Deferred tax liabilities     (20,155     (108,033 )
Amortization of intangible assets and depreciation     -       (35,569 )
                 
Net deferred tax assets   $ 357,400     $ 7,639,594  

 

Components of net deferred tax assets, including a valuation allowance, are as follows at December 31:

 

    December 31,  
    2016     2015  
Deferred tax assets   $ 7,996,994     $ 2,440,391  
Valuation allowance     (7,996,994 )     (1,845,851 )
Total deferred tax assets   $     $ 594,540  

 

The valuation allowance for deferred tax assets as of December 31, 2016 and 2015 was $7,996,994 and $1,845,851, respectively. In assessing the recovery of the deferred tax assets, management considers whether it is more likely than not that some portion or all of the deferred tax assets will not be realized.
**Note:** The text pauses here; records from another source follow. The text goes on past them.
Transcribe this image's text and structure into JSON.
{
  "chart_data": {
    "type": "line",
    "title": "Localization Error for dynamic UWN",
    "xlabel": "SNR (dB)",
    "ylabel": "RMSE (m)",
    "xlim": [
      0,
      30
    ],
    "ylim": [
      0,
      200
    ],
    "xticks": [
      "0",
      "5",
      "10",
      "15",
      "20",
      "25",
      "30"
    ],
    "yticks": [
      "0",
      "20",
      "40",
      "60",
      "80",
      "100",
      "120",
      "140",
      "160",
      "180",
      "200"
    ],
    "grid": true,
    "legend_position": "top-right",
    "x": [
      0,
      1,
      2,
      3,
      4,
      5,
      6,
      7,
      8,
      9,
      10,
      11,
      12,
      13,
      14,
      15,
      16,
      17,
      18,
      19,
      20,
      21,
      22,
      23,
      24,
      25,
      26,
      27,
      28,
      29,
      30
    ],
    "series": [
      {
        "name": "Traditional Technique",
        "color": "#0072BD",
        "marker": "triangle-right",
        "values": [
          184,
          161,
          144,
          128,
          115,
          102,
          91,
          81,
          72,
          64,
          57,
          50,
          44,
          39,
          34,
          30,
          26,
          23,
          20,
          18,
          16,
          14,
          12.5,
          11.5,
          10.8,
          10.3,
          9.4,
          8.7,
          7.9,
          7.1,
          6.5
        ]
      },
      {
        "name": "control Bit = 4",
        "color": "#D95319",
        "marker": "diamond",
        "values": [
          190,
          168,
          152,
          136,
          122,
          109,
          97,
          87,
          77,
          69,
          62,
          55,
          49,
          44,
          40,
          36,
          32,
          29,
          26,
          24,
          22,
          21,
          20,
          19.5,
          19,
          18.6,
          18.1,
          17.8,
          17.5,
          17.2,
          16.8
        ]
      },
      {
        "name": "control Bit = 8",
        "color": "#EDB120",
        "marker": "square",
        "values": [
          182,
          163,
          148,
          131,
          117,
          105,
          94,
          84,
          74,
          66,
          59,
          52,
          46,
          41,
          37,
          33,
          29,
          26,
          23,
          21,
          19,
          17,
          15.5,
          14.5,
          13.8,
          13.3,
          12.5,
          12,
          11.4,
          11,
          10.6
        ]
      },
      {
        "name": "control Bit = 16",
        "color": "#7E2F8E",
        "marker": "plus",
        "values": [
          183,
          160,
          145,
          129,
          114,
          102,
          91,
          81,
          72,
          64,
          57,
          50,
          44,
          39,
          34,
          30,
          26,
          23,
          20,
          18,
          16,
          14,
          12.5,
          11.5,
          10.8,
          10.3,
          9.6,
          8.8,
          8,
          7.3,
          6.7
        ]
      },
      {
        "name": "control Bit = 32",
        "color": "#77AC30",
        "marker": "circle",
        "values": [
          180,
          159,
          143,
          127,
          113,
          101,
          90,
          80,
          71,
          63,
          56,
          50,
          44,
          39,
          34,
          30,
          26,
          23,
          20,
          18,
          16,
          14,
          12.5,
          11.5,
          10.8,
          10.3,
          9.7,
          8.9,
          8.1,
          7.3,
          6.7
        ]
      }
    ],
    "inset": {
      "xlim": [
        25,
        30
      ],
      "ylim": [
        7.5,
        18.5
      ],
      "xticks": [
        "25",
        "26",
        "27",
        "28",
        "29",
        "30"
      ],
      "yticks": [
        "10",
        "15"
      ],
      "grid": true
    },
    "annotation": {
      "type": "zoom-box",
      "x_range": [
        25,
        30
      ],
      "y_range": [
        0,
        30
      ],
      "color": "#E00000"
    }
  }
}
The ultimate realization of deferred tax assets is dependent upon the generation of future taxable income in the periods in which those temporary differences become deductible. Management considers the scheduled reversals of future deferred tax liabilities, projected future taxable income, and tax planning strategies in making this assessment. As the Company continues its integration process of Quest Marketing and BCS, the Company will continue to monitor the potential utilization of this asset. Should factors and evidence change to aid in this assessment, a potential adjustment to the valuation allowance in future periods may occur.

 

The reconciliation between statutory rate and effective rate is as follows at December 31, 2016:

 

    December 31,  
    2016     2015  
Federal statutory tax rate     34.0 %     (34.0 )%
State taxes     (0.27 )%     4.81 %
Non-deductible items     (17.80 )%     (1.53 )%
Change in valuation allowance     (46.33 )%     25.24 %
Return to provision adjustments     22.35 %     (5.65 )%
                 
Effective tax rate     (8.05 )%     58.87 %

 

The Company reported no uncertain tax liability as of December 31, 2016 and expects no significant change to the uncertain tax liability over the next twelve months. The Company’s 2013, 2014 and 2015 federal and state income tax returns are open for examination by the applicable governmental authorities.

 

As of December 31, 2016, the Company had a net operating loss (NOL) carryforward of approximately $18,904,000. The NOL carryforward begins to expire in 2024.